Year C - Twenty-third Sunday after Pentecost


The Peaceable Kingdom
Edward Hicks, 1833

My dear friends,

Greetings and blessings to all my dear friends around the world. Today, let us embark upon a journey through the profound wisdom encapsulated in Isaiah 65:17-25, and let us unveil together the path to a world of harmony, peace, and compassionate living.

In these sacred verses, there unfolds a vision of a new earth and heavens, where sorrow and pain are relics of a past, and jubilation and delight in each other’s existence become our shared reality. But, dear friends, this transformation, this new existence, is not born from a passive waiting for divine intervention. Rather, it blossoms from the rich soils of our innate human capacities – love, compassion, and wisdom.

The future is not a destination that is bestowed upon us but a garden that we must tenderly cultivate. Each of us, like seeds of potential, contains within ourselves the capacity to nourish the world around us. Our own mental disposition, our own thoughts, and our own actions are the principal arbiters of our destiny.

The ‘new heavens and a new earth’ that Isaiah speaks of is achievable, not through passivity, but through an active commitment to cultivating our inner virtues. Love, the foundational virtue, empowers us to view each being as worthy of respect, care, and kindness. Compassion, the heart’s response to suffering, incites us to alleviate the pain of others as we would our own.

And wisdom, the lamp that illuminates the path of righteousness, guides our steps in the intricate dance of moral and ethical living. Our enhanced understanding through learning and reflection aids in unraveling complex issues of existence and coexistence.

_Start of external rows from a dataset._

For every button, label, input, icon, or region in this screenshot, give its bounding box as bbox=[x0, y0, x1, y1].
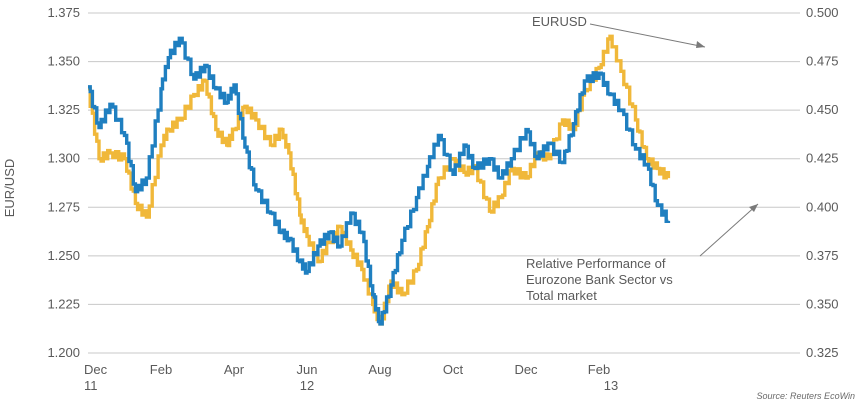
y-tick-label-left: 1.350 bbox=[47, 54, 80, 69]
y-axis-title: EUR/USD bbox=[2, 159, 17, 218]
y-tick-label-right: 0.450 bbox=[806, 102, 839, 117]
x-tick-label: Aug bbox=[368, 362, 391, 377]
y-tick-label-left: 1.375 bbox=[47, 5, 80, 20]
bank-annotation-line-1: Relative Performance of bbox=[526, 256, 666, 271]
x-tick-label: Dec bbox=[84, 362, 108, 377]
eurusd-annotation: EURUSD bbox=[532, 14, 587, 29]
bank-annotation-arrowhead bbox=[749, 204, 758, 212]
y-tick-label-left: 1.275 bbox=[47, 199, 80, 214]
y-tick-label-right: 0.425 bbox=[806, 151, 839, 166]
y-tick-label-left: 1.325 bbox=[47, 102, 80, 117]
bank-annotation-arrow bbox=[699, 203, 759, 257]
y-tick-label-right: 0.325 bbox=[806, 345, 839, 360]
y-tick-label-right: 0.475 bbox=[806, 54, 839, 69]
bank-annotation-line-2: Eurozone Bank Sector vs bbox=[526, 272, 673, 287]
bank-relative-performance-line bbox=[88, 34, 671, 326]
y-axis-left: 1.375 1.350 1.325 1.300 1.275 1.250 1.225 1.200 bbox=[47, 5, 80, 360]
y-tick-label-left: 1.200 bbox=[47, 345, 80, 360]
eurusd-annotation-arrow bbox=[589, 23, 706, 48]
y-tick-label-left: 1.225 bbox=[47, 296, 80, 311]
x-year-label: 12 bbox=[300, 378, 314, 393]
y-tick-label-left: 1.300 bbox=[47, 151, 80, 166]
x-tick-label: Feb bbox=[150, 362, 172, 377]
x-year-label: 13 bbox=[604, 378, 618, 393]
x-tick-label: Oct bbox=[443, 362, 464, 377]
x-tick-label: Dec bbox=[514, 362, 538, 377]
eurusd-line bbox=[88, 36, 671, 326]
bank-annotation-line-3: Total market bbox=[526, 288, 597, 303]
gridlines bbox=[88, 12, 800, 354]
source-note: Source: Reuters EcoWin bbox=[757, 391, 855, 401]
y-tick-label-right: 0.400 bbox=[806, 199, 839, 214]
y-tick-label-right: 0.500 bbox=[806, 5, 839, 20]
annotations: EURUSD Relative Performance of Eurozone … bbox=[526, 14, 759, 303]
x-year-label: 11 bbox=[84, 378, 98, 393]
x-axis: Dec Feb Apr Jun Aug Oct Dec Feb 11 12 13 bbox=[84, 362, 618, 393]
eurusd-annotation-arrowhead bbox=[696, 41, 705, 48]
y-tick-label-right: 0.375 bbox=[806, 248, 839, 263]
y-tick-label-left: 1.250 bbox=[47, 248, 80, 263]
series-lines bbox=[88, 34, 671, 326]
y-axis-right: 0.500 0.475 0.450 0.425 0.400 0.375 0.350 0.325 bbox=[806, 5, 839, 360]
x-tick-label: Apr bbox=[224, 362, 245, 377]
x-tick-label: Jun bbox=[297, 362, 318, 377]
x-tick-label: Feb bbox=[588, 362, 610, 377]
y-tick-label-right: 0.350 bbox=[806, 296, 839, 311]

In this age where technology has made the world a global village, we have the unprecedented opportunity to build bridges across the chasms of racial, cultural, and national divides. Technology can be a vessel that carries the message of love, compassion, and wisdom to every corner of the earth. Let it be a tool for global unity, a catalyst for a universal brotherhood and sisterhood, fostering generosity, moral discipline, patience, and perseverance.

To ‘build houses and inhabit them’, to ‘plant vineyards and eat their fruit’ is a metaphor not merely for material prosperity, but for a life where the labor of our hands and the aspirations of our hearts find fulfillment in service to the common good. Where every being is accorded the opportunity to thrive, to grow, and to contribute to the collective well-being.

‘The wolf and the lamb shall feed together, the lion shall eat straw like the ox’. This is a clarion call for harmony amidst diversity. It is not uniformity that is our strength, but our diverse colors, diverse beliefs, and diverse ways of life. When embraced with love and respect, they weave the beautiful tapestry of our human family.

So, my dear friends, Isaiah’s vision is not a distant utopia, nor a divine edict. It is a clarion call to each soul to awaken to its highest potential. It beckons us to rise above pettiness, greed, and divisiveness, to ascend to a plane where love is our language, compassion our currency, and wisdom our compass. Let us together, hand in hand, step into this new earth and new heavens, not as passive recipients, but as active creators of a world resplendent with the divine lights of love, peace, and harmony."

May peace and blessings abound in your lives, and may we together witness the dawn of a world where every being is cherished, every life is honored, and every soul is at peace.